Large Language Models (LLMs) have been increasingly used to optimize code efficiency. Evaluating their effectiveness and further suggesting optimization opportunities often rely on high-quality tests to demonstrate the performance bottlenecks presented in the program. However, existing approaches rely on a limited set of hand-curated inputs or LLM-generated uninteresting length-stressing tests, failing to reveal more nuanced optimization opportunities. We present WEDGE, a framework for generating performance-stressing input given the program under test. WEDGE synthesizes explicit performance-characterizing constraints in the form of branch conditions to partition the programs' execution space into performance-specific regions. When integrated with the coverage-guided fuzzer, reaching different regions introduces explicit rewards for test generation to explore inefficient implementations. Our evaluation shows that WEDGE introduces a significant slowdown compared to the tests in CodeContests and those claimed to be optimized by existing approaches.

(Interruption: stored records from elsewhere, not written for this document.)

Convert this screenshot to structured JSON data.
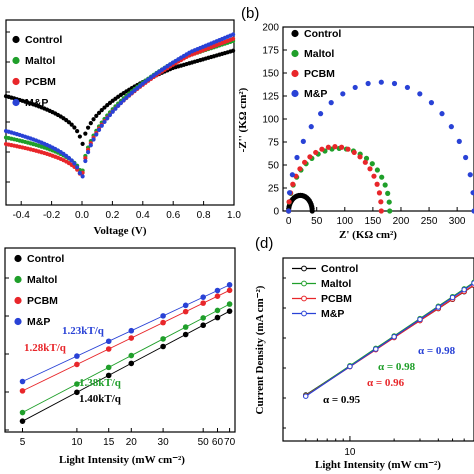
{
  "panels": {
    "a": {
      "letter": ""
    },
    "b": {
      "letter": "(b)"
    },
    "c": {
      "letter": ""
    },
    "d": {
      "letter": "(d)"
    }
  },
  "colors": {
    "Control": "#000000",
    "Maltol": "#1f9f2a",
    "PCBM": "#e8262a",
    "M&P": "#2942d6"
  },
  "chart_data": [
    {
      "id": "a",
      "type": "scatter",
      "title": "",
      "xlabel": "Voltage (V)",
      "ylabel": "",
      "xlim": [
        -0.5,
        1.0
      ],
      "y_scale": "log",
      "x_ticks": [
        "-0.4",
        "-0.2",
        "0.0",
        "0.2",
        "0.4",
        "0.6",
        "0.8",
        "1.0"
      ],
      "legend": [
        "Control",
        "Maltol",
        "PCBM",
        "M&P"
      ],
      "legend_position": "top-left",
      "series": [
        {
          "name": "Control",
          "min_log": -3.6,
          "left_log": -1.0,
          "right_log": 1.1,
          "knee": 0.6
        },
        {
          "name": "Maltol",
          "min_log": -5.0,
          "left_log": -2.9,
          "right_log": 1.55,
          "knee": 0.65
        },
        {
          "name": "PCBM",
          "min_log": -5.1,
          "left_log": -3.2,
          "right_log": 1.65,
          "knee": 0.7
        },
        {
          "name": "M&P",
          "min_log": -5.3,
          "left_log": -2.6,
          "right_log": 1.85,
          "knee": 0.72
        }
      ]
    },
    {
      "id": "b",
      "type": "scatter",
      "title": "",
      "xlabel": "Z' (KΩ cm²)",
      "ylabel": "-Z'' (KΩ cm²)",
      "xlim": [
        -10,
        330
      ],
      "ylim": [
        0,
        200
      ],
      "x_ticks": [
        "0",
        "50",
        "100",
        "150",
        "200",
        "250",
        "300"
      ],
      "y_ticks": [
        "0",
        "25",
        "50",
        "75",
        "100",
        "125",
        "150",
        "175",
        "200"
      ],
      "legend": [
        "Control",
        "Maltol",
        "PCBM",
        "M&P"
      ],
      "legend_position": "top-left",
      "series": [
        {
          "name": "Control",
          "x_start": 0,
          "x_end": 42,
          "peak": 17
        },
        {
          "name": "Maltol",
          "x_start": 0,
          "x_end": 180,
          "peak": 68
        },
        {
          "name": "PCBM",
          "x_start": 0,
          "x_end": 165,
          "peak": 70
        },
        {
          "name": "M&P",
          "x_start": 0,
          "x_end": 330,
          "peak": 140
        }
      ]
    },
    {
      "id": "c",
      "type": "scatter",
      "title": "",
      "xlabel": "Light Intensity (mW cm⁻²)",
      "ylabel": "",
      "x_scale": "log",
      "xlim": [
        4,
        75
      ],
      "x_ticks": [
        "5",
        "10",
        "15",
        "20",
        "30",
        "50",
        "60",
        "70"
      ],
      "x_tick_values": [
        5,
        10,
        15,
        20,
        30,
        50,
        60,
        70
      ],
      "legend": [
        "Control",
        "Maltol",
        "PCBM",
        "M&P"
      ],
      "legend_position": "top-left",
      "x": [
        5,
        10,
        15,
        20,
        30,
        40,
        50,
        60,
        70
      ],
      "annotations": [
        {
          "text": "1.23kT/q",
          "series": "M&P"
        },
        {
          "text": "1.28kT/q",
          "series": "PCBM"
        },
        {
          "text": "1.38kT/q",
          "series": "Maltol"
        },
        {
          "text": "1.40kT/q",
          "series": "Control"
        }
      ],
      "series": [
        {
          "name": "Control",
          "slope": 1.4,
          "offset": 0.0
        },
        {
          "name": "Maltol",
          "slope": 1.38,
          "offset": 0.12
        },
        {
          "name": "PCBM",
          "slope": 1.28,
          "offset": 0.42
        },
        {
          "name": "M&P",
          "slope": 1.23,
          "offset": 0.55
        }
      ]
    },
    {
      "id": "d",
      "type": "line",
      "title": "",
      "xlabel": "Light Intensity (mW cm⁻²)",
      "ylabel": "Current Density (mA cm⁻²)",
      "x_scale": "log",
      "y_scale": "log",
      "x_ticks": [
        "10"
      ],
      "legend": [
        "Control",
        "Maltol",
        "PCBM",
        "M&P"
      ],
      "legend_position": "top-left",
      "annotations": [
        {
          "text": "α = 0.98",
          "series": "M&P"
        },
        {
          "text": "α = 0.98",
          "series": "Maltol"
        },
        {
          "text": "α = 0.96",
          "series": "PCBM"
        },
        {
          "text": "α = 0.95",
          "series": "Control"
        }
      ],
      "x": [
        5,
        10,
        15,
        20,
        30,
        40,
        50,
        60,
        70
      ],
      "series": [
        {
          "name": "Control",
          "alpha": 0.95
        },
        {
          "name": "Maltol",
          "alpha": 0.98
        },
        {
          "name": "PCBM",
          "alpha": 0.96
        },
        {
          "name": "M&P",
          "alpha": 0.98
        }
      ]
    }
  ]
}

From the utility perspective, integrating our tests substantially improves the existing code optimization approaches that rely on test-driven execution feedback. We release PERFFORGE, the performance tests generated by WEDGE, to benchmark future approaches for efficient code generation at https://github.com/UChiSeclab/perfforge.

Paper Structure

This paper contains 41 sections, 3 figures, 7 tables.

Figures (3)

  • Figure 1: Workflow of Wedge. First, our tool profiles the code-under-test to identify a pair of inputs with contrastive execution profile ("fast" vs "slow" execution). Second, with this information, it asks a LLM to infer performance-characterizing constraints and instrument the code with checkers. Third, it runs the instrumented code through a customized fuzzing tool to find performance-stressing inputs.
  • Figure 2: Motivating example from Codeforces (prob. 633A, sol. 622) showing how Wedge reasons about and generate performance-characterizing constraints, and implements corresponding checkers.
  • Figure 3: A head-to-head comparison between PerfForge (■) and the baseline tests (■). The bars represent the number of programs where one incurs a larger number of CPU instructions. x-axis shows the corresponding ratio between the corresponding CPU instruction counts. Since the two EvalPerf variants show similar distributions, we only include EvalPerfslow here (see Section \ref{['appx:head-to-head']}).